Privacy and Client Financial Data

Client financial information — income, assets, liabilities, KiwiSaver balances, insurance holdings, and investment portfolios — is highly sensitive personal data under the NZ Privacy Act 2020. Financial advisers also have confidentiality obligations under their appointment terms and professional standards.

  • Never input real client financial data into consumer AI tools (ChatGPT, Claude.ai, Gemini free tier). These tools process data offshore and may use it for training.
  • Use anonymised scenarios for drafting — “a 52-year-old with $450K in KiwiSaver, seeking retirement at 65, moderate risk profile” rather than real client details. Add client specifics yourself when finalising in your advice management system.
  • Check your financial planning software (Midwinter, XPLAN, Advice Intelligence) for AI features — understand their data processing terms before enabling any AI functionality.
  • Enterprise AI agreements with data processing terms may be appropriate for practices regularly using AI in the advice process.

Getting Started

The fastest win: use AI to draft the narrative sections of your next SOA. Take your structured advice notes, the recommendation, and the rationale — strip out the client’s identifying details — and ask AI to draft the recommendation and rationale sections in clear, professional language. Review, add the client-specific numbers and context, verify compliance, and issue. See whether the writing time reduces without the advice quality declining.

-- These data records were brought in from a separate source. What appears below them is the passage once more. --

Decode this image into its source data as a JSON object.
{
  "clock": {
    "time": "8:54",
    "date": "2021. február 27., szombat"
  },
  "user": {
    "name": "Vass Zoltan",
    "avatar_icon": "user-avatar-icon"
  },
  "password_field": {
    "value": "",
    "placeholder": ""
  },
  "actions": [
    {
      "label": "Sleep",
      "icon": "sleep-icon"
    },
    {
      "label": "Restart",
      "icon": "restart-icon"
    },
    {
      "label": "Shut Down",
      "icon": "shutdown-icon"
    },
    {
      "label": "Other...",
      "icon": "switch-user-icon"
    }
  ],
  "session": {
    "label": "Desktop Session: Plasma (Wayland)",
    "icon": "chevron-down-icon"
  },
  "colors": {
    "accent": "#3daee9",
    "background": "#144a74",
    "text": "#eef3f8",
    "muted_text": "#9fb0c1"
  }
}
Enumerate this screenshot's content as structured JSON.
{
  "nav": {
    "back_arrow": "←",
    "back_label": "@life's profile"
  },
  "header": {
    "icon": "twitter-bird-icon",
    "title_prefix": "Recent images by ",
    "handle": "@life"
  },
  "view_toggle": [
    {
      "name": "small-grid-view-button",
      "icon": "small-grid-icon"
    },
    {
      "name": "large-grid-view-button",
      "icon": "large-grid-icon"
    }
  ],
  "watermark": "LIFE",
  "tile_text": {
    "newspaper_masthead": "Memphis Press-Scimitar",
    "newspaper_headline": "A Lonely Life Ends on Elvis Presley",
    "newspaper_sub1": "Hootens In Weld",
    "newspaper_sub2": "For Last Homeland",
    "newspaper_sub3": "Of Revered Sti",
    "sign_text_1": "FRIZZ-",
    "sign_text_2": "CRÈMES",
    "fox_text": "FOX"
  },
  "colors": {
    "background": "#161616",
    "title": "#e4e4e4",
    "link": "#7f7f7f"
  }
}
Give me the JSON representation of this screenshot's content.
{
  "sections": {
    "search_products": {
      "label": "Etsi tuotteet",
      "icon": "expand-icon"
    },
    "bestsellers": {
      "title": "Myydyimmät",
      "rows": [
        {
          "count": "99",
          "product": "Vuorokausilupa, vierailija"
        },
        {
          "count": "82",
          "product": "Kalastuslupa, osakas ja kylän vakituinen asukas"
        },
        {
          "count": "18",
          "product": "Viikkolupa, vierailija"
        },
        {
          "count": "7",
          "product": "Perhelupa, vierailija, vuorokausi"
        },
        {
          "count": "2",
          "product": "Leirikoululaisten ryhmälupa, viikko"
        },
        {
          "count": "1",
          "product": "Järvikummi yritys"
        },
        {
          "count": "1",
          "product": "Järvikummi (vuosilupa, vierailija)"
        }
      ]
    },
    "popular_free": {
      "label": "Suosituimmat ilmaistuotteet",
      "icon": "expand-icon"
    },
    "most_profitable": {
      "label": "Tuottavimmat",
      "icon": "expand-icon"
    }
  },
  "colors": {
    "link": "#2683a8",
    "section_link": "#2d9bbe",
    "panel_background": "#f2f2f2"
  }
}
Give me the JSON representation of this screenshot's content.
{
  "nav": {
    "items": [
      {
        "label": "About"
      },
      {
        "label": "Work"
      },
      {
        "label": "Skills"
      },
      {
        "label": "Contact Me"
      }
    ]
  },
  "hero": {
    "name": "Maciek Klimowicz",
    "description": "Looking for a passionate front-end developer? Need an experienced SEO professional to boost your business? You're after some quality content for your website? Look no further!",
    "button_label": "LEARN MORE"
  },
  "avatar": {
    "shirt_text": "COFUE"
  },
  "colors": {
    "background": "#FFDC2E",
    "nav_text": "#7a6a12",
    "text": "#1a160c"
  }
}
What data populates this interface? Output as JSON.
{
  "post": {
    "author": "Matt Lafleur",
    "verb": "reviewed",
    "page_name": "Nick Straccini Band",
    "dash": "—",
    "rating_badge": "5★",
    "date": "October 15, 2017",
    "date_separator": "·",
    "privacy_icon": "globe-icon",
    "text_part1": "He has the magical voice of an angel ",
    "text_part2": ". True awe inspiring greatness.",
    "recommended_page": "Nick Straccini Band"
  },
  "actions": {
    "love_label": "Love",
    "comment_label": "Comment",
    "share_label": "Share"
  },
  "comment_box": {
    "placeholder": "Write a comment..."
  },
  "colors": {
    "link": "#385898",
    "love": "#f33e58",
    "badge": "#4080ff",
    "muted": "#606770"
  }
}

For a structured approach to AI across your practice — covering compliant workflows, staff training, and an AI use policy that satisfies your FAP obligations — an AI Assessment provides a practical roadmap. We work with financial advice businesses across New Zealand.

Frequently Asked Questions

Does the FMA allow AI in financial advice?

The FMA hasn’t prohibited AI use in financial advice. The conduct obligations under the FMCA — suitable advice, client’s best interests, proper disclosure — apply regardless of how advice is produced. The FMA has signalled it will issue AI-specific guidance for financial services; monitor the FMA website for updates. In the meantime, apply the highest standard: AI assists production, humans make decisions.

Can AI replace a financial planner?

No. Financial planning requires understanding a client’s complete situation, building a trust-based relationship over time, exercising professional judgment about suitability, and taking licensed responsibility for advice outcomes. These are human functions that AI cannot perform. AI can help with document production and research efficiency — the advice relationship and professional accountability are irreplaceable.

Can I use AI for KiwiSaver recommendations?

AI can help draft the narrative explanation of a KiwiSaver recommendation — why a particular fund type suits the client’s risk profile and retirement timeline. The recommendation itself must be based on your professional analysis of the client’s situation, and the current fund options must be verified against current provider information. AI drafts; you advise.

What should my AI use policy say for a financial planning practice?

At minimum: which AI tools are approved, what client data must never be entered into AI systems, how AI-assisted advice documents must be reviewed before issue, how AI use is documented in the advice file, and what the process is for updating the policy as FMA guidance develops. We can help you draft this as part of an AI Assessment.